Ко мне оборачивается только Сфинкс.

— Там палатки. Возле самого Дома, — объясняет он. — Четыре штуки.

— Кемпинг! — орет Табаки, повисший на оконной решетке. — Целый кемпинг мстителей!

Я начинаю одеваться. Почему-то в страшной спешке. На подоконник мне не взобраться, даже если с него все слезут, но я все равно веду себя так, как будто сейчас встану, растолкаю всех и тоже посмотрю.

Единственный, кто остался на кровати, кроме меня, — Лорд. Курит и делает вид, что ему на все наплевать.

— Бабушки как раз вряд ли поселились бы в палатках, — говорит Рыжая. — Мне так кажется…

Рыжая стоит на подоконнике в полный рост, в куцей маечке на бретельках и в трусах. Майка не дотягивает до пупка, а трусики у нее ярко-красные, под цвет волос. Под мышкой зажат пыльный мишка. Я соображаю, что Лорду это вовсе не нравится. Что он потому сидит такой мрачный, что Рыжая торчит в окне полуголая, хотя ему бы лучше порадоваться, что не совсем голышом. Она и без майки бы там запросто встала, уж я-то знаю.

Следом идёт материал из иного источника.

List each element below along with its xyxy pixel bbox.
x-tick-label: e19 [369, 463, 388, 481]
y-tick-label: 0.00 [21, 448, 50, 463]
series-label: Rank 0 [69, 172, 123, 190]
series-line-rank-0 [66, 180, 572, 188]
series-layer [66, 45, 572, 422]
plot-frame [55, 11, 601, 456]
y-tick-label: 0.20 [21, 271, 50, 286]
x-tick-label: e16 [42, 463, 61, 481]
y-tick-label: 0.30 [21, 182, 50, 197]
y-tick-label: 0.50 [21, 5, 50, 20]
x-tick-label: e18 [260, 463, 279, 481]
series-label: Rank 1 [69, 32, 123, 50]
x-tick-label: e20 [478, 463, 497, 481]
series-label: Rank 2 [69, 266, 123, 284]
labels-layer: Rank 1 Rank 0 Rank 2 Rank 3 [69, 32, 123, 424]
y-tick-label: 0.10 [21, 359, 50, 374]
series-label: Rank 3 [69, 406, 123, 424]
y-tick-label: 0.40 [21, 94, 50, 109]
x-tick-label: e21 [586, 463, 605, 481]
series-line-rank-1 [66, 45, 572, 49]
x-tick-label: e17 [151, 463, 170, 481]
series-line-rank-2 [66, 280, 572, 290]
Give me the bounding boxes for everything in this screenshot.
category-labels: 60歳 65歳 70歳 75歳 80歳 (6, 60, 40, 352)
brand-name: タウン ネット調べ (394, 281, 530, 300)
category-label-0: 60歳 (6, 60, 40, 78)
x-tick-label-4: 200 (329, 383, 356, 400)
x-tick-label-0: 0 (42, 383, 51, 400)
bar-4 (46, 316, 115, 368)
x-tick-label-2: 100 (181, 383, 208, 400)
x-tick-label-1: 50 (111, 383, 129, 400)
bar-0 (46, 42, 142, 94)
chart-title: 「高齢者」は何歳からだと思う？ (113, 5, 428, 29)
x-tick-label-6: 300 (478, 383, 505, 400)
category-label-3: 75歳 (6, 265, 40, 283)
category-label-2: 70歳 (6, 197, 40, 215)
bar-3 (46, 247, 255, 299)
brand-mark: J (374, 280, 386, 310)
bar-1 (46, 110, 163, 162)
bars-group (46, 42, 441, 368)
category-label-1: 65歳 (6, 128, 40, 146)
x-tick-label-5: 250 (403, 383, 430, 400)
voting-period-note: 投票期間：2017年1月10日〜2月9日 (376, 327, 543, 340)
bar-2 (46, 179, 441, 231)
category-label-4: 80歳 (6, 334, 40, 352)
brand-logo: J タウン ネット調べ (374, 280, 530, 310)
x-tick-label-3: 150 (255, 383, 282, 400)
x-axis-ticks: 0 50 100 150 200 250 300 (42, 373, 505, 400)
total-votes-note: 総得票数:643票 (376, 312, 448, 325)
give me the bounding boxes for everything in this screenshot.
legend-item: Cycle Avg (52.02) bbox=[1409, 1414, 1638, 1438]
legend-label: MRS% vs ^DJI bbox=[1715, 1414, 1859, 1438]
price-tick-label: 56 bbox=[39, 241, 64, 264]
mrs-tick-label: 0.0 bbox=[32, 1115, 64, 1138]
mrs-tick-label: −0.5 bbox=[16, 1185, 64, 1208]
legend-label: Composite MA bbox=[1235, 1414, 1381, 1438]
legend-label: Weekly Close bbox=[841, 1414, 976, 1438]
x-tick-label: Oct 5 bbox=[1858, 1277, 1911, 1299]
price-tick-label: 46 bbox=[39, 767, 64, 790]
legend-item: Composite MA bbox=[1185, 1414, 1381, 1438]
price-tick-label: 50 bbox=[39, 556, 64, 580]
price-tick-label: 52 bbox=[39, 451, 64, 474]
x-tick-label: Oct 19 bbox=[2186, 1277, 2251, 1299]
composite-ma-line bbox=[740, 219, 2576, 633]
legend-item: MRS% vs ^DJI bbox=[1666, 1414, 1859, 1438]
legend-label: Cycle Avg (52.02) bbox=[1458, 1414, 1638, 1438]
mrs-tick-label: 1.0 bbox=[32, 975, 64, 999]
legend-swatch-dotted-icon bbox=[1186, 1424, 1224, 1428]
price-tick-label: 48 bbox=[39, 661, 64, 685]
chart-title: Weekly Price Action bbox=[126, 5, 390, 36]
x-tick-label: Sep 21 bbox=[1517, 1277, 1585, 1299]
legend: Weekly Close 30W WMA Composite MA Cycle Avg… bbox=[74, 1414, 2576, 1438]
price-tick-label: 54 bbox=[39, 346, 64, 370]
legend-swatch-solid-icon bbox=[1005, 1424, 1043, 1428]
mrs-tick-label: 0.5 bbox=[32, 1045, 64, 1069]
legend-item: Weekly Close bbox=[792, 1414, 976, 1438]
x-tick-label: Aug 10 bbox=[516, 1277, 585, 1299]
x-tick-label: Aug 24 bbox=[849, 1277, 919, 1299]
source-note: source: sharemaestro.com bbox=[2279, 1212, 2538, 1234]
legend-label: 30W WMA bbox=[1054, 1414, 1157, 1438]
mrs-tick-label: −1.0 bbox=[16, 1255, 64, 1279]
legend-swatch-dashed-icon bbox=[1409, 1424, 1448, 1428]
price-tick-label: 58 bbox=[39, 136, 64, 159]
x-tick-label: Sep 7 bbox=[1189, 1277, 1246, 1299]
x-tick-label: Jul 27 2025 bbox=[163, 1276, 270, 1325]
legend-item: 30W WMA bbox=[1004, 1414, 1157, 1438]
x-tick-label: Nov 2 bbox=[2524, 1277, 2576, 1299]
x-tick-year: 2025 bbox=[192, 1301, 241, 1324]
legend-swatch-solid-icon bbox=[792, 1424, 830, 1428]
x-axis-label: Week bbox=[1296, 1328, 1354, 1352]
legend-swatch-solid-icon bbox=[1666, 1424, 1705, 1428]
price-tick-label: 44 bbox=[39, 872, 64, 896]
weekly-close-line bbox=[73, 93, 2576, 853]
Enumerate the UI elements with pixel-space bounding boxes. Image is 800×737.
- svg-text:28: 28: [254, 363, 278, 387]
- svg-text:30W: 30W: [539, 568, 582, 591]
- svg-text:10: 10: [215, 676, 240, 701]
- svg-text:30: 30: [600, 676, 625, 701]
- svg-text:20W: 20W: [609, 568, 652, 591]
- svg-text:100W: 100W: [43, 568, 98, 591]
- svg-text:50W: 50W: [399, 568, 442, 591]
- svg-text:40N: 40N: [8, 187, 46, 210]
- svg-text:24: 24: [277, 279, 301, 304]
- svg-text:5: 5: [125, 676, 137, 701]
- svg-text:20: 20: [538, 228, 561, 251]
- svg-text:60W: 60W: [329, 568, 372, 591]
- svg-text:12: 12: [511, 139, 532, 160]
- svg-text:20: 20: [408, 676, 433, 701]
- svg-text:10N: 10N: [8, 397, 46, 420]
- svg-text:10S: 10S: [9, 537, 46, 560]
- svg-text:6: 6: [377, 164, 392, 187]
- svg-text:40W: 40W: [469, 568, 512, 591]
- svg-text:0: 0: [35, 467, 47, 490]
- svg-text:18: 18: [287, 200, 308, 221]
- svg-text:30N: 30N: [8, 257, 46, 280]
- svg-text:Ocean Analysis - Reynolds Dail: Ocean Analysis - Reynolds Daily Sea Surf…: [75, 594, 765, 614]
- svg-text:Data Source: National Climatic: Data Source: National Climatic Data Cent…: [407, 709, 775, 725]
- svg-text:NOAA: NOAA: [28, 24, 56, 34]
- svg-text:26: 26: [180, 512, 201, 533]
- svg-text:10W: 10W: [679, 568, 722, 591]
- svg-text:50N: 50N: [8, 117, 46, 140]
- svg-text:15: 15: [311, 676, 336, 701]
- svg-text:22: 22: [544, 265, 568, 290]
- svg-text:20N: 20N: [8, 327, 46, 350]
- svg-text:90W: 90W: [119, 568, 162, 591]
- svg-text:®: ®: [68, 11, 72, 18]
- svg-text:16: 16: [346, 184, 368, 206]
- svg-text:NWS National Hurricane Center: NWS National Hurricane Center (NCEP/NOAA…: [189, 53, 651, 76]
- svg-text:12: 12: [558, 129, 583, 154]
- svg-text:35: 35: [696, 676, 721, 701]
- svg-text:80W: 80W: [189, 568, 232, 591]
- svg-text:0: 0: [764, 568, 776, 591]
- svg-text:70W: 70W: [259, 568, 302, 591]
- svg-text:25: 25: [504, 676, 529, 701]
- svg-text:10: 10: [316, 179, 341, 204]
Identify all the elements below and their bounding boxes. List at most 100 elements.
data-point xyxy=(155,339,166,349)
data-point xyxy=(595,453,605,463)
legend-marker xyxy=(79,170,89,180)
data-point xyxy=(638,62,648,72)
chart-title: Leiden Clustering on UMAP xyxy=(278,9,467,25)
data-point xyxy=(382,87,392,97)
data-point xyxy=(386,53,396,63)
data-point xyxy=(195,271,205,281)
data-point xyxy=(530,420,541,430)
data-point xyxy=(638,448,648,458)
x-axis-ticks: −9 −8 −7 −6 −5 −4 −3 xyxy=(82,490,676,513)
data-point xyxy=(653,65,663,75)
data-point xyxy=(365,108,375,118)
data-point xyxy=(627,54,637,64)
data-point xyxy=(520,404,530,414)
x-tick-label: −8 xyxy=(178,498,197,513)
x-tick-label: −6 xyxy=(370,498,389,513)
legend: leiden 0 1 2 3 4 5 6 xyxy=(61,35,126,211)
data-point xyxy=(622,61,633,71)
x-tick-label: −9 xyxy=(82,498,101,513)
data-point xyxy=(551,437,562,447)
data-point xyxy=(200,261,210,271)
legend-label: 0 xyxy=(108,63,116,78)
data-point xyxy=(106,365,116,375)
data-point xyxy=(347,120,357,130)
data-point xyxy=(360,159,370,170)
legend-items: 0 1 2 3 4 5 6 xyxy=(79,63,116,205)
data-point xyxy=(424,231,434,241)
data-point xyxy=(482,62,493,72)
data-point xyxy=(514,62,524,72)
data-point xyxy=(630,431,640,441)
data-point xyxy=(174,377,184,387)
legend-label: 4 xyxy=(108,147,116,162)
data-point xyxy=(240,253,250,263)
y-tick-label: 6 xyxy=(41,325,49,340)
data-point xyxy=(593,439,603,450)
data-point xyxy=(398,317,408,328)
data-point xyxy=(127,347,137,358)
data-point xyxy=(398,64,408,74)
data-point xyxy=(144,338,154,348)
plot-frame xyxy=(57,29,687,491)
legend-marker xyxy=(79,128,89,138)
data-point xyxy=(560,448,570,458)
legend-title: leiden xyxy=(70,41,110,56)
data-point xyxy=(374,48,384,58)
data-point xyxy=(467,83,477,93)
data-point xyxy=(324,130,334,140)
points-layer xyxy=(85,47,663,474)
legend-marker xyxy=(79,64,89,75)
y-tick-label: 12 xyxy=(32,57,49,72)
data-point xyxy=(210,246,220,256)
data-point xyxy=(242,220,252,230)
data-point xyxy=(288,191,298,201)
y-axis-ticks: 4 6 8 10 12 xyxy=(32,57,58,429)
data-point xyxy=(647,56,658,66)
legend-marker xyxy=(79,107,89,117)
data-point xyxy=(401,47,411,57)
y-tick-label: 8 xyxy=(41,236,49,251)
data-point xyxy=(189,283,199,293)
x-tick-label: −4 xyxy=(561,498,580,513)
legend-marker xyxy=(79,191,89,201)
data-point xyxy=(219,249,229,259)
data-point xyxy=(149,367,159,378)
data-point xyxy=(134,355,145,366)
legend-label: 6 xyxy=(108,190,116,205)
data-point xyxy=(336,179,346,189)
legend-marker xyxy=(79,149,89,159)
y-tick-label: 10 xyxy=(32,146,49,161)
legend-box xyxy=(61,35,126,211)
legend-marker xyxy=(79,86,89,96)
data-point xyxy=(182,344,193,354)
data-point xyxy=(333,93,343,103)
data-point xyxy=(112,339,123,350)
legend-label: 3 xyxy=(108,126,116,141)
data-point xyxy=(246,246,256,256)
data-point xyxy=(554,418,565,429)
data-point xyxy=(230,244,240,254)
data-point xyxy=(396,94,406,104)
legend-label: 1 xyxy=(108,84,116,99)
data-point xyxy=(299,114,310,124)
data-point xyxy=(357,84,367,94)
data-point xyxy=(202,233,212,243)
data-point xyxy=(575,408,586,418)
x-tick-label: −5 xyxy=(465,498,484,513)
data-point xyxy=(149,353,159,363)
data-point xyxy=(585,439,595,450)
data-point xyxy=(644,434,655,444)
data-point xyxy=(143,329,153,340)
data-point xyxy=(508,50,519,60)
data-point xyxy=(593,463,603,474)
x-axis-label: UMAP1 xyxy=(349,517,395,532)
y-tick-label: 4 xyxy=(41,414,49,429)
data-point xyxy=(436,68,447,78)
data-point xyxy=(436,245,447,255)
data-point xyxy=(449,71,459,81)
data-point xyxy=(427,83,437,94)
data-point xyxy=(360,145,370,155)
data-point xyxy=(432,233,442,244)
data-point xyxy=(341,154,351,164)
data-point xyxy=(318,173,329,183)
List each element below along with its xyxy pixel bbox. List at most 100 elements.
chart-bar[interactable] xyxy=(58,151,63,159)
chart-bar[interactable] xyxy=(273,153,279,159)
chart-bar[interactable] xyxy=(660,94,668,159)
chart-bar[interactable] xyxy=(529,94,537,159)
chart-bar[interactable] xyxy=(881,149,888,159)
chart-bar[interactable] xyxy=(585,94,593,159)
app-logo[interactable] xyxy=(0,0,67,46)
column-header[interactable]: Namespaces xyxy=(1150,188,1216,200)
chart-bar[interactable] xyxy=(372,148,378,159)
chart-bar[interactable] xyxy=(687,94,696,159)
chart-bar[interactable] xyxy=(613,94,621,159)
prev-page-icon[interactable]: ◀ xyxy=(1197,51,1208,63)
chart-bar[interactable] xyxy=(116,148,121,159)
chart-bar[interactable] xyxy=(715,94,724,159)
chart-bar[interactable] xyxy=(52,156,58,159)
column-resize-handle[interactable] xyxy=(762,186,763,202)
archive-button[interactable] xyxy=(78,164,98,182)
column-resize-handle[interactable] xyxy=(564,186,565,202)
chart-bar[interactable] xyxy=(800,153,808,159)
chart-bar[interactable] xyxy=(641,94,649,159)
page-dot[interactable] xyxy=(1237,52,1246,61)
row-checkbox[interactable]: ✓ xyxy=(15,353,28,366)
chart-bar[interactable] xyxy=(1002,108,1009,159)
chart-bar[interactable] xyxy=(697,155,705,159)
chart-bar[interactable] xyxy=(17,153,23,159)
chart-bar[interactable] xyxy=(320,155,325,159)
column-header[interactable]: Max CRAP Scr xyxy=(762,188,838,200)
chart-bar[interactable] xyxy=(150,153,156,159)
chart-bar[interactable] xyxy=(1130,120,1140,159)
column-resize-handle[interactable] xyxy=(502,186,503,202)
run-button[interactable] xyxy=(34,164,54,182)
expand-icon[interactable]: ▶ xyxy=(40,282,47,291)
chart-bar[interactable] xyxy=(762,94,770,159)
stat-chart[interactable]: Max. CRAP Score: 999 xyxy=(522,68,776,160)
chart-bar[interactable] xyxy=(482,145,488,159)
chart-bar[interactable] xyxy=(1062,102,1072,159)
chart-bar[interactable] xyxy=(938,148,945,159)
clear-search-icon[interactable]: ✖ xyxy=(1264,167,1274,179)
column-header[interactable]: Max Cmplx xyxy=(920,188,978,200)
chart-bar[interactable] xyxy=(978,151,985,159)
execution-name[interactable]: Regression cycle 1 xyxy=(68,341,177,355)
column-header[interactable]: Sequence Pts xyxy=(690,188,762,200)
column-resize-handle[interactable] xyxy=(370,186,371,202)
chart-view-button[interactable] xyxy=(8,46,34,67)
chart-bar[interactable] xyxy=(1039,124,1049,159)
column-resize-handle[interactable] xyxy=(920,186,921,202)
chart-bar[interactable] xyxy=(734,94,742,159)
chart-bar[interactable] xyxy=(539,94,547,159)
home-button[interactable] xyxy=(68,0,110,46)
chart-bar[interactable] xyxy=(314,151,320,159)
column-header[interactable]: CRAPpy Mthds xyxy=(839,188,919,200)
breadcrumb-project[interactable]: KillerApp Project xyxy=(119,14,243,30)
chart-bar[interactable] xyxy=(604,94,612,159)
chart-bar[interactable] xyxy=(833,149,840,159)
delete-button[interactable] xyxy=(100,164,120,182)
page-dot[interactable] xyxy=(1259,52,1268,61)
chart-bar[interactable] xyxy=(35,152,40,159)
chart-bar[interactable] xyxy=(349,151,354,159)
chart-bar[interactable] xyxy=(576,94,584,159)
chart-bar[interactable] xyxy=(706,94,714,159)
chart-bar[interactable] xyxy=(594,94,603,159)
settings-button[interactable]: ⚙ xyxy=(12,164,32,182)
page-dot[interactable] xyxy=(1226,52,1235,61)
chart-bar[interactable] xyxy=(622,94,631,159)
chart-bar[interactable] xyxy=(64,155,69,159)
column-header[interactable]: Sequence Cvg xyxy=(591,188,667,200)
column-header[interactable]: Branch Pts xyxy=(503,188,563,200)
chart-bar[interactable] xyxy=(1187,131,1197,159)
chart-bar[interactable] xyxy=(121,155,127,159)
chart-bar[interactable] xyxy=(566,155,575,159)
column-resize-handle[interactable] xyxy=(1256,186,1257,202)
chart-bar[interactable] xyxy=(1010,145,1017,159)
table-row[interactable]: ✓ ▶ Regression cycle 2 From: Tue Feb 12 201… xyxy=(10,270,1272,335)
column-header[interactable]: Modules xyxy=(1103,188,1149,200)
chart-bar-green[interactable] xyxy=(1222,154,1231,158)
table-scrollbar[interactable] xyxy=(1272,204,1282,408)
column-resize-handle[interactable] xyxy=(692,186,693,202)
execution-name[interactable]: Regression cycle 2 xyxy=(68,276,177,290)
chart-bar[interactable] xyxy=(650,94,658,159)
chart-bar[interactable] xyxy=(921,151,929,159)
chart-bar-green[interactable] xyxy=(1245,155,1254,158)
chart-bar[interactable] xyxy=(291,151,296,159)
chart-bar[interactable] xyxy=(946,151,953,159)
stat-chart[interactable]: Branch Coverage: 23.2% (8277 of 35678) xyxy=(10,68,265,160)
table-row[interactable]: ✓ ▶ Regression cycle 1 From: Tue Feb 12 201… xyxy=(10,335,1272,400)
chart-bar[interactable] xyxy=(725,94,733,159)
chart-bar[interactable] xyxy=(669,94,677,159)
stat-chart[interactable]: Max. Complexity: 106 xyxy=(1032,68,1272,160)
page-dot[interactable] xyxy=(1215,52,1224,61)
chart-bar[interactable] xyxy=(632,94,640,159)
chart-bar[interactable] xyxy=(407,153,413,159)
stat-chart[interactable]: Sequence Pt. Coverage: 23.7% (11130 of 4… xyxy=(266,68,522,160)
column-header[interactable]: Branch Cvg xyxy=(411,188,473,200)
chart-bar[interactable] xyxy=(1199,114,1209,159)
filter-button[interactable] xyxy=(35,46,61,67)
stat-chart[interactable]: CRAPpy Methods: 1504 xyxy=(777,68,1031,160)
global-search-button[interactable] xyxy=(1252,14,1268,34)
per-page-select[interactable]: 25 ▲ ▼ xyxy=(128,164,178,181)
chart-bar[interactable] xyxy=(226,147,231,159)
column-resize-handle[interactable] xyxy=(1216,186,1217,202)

— У Слепого паранойя, — хихикает Табаки. — В последнее время ему везде мерещатся чьи-нибудь бабушки. Он просто потерял из-за них покой.

— А почему не дедушки? — спрашивает Русалка.

— Интересно, когда они вылезут наружу? — говорит Лэри.

Я уже одет и подползаю к краю кровати, поближе к ним. Не посмотреть, так послушать. Македонский, заметив мой интерес, подходит к кровати.

— Хочешь поглядеть? Ползи к окну, я тебя подсажу.

— Не надо, — говорю я.

Пока я ползу к окну, Русалка с него слезает. Она в мужской пижаме, которая велика ей размера на три. Рукава она подвернула, но штанины болтаются, как у клоуна. Рыжая, держась за решетку, протягивает мне руку и втаскивает наверх, почти без помощи подталкивающего снизу Македонского.

И вот я наконец их вижу. Четыре палатки. Две защитного цвета, одна оранжевая и одна тускло-синяя. Стоят они действительно вплотную к сетке, как будто Дом вырастил их на себе за ночь, как грибы.

— Мне кажется, это экстремалы из шестой, — задумчиво говорит Сфинкс. — Может, Черный решил начать приучать их к наружности. Поэтапно.

— Пойдем во двор? — кричит Рыжая. — Поглядим на них вблизи?

— А завтрак? — возмущается Шакал. — Вы все совсем уже перестали завтракать. Мне одному в столовой скучно!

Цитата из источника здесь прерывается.